Another common pattern is based on exponential backoff, where the time between requests starts off small (for example, a few seconds), then doubled before each retry. This is continued until a request is successful, or some reasonable maximum time between requests is reached (for example, a few minutes).  

Ideally, the client-side is self-aware of existing rate limits and can pause requests until the currently exceeded window expires. If you exceed a 15-minute limit, then waiting a minute or two before retrying makes sense.

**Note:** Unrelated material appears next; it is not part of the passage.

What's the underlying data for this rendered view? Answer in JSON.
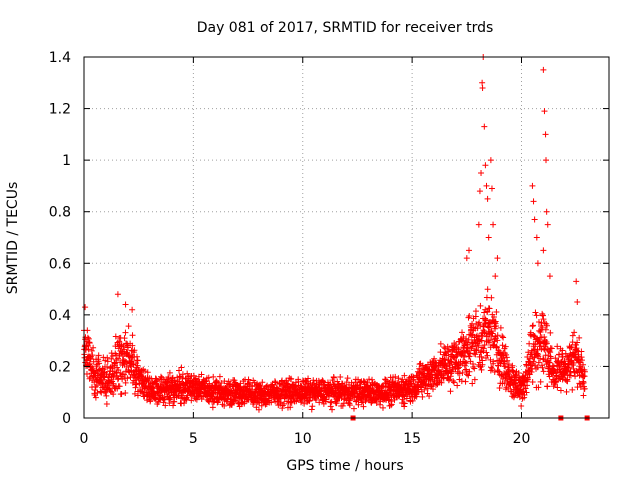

Note that beyond these limits on the number of requests, the Standard Basic level of access provides up to 500,000 Tweets per month from the recent search and filtered stream endpoints. If you have exceeded the monthly limit on the number of Tweets, then it makes more sense for your app to raise a notification and know its enrollment day of the month and hold off requests until that day.  
 

Tips to avoid being rate limited

The tips below are there to help you code defensively and reduce the possibility of being rate limited. Some application features that you may want to provide are simply impossible in light of rate-limiting, especially around the freshness of results. If real-time information is an aim of your application, look into the filtered and sampled stream endpoints. 
 

Caching

Store API responses in your application or on your site if you expect a lot of use. For example, don’t try to call the Twitter API on every page load of your website landing page. Instead, call the API infrequently and load the response into a local cache. When users hit your website load the cached version of the results.
 

Prioritize active users

If your site keeps track of many Twitter users (for example, fetching their current status or statistics about their Twitter usage), consider only requesting data for users who have recently signed into your site.
 

Adapt to the search results

If your application monitors a high volume of search terms, query less often for searches that have no results than for those that do. By using a back-off you can keep up to date on queries that are popular but not waste cycles requesting queries that very rarely change. Alternatively, consider using the filtered stream endpoint and filter with your search queries.
 

Denylist

If an application abuses the rate limits, it will be denied. Denied apps are unable to get a response from the Twitter API. If you or your application has been denied and you think there has been a mistake, you can use our Platform Support forms to request assistance. Please include the following information:

  1. Explain why you think your application was denied.
  2. If you are no longer being rate limited, describe in detail how you fixed the problem.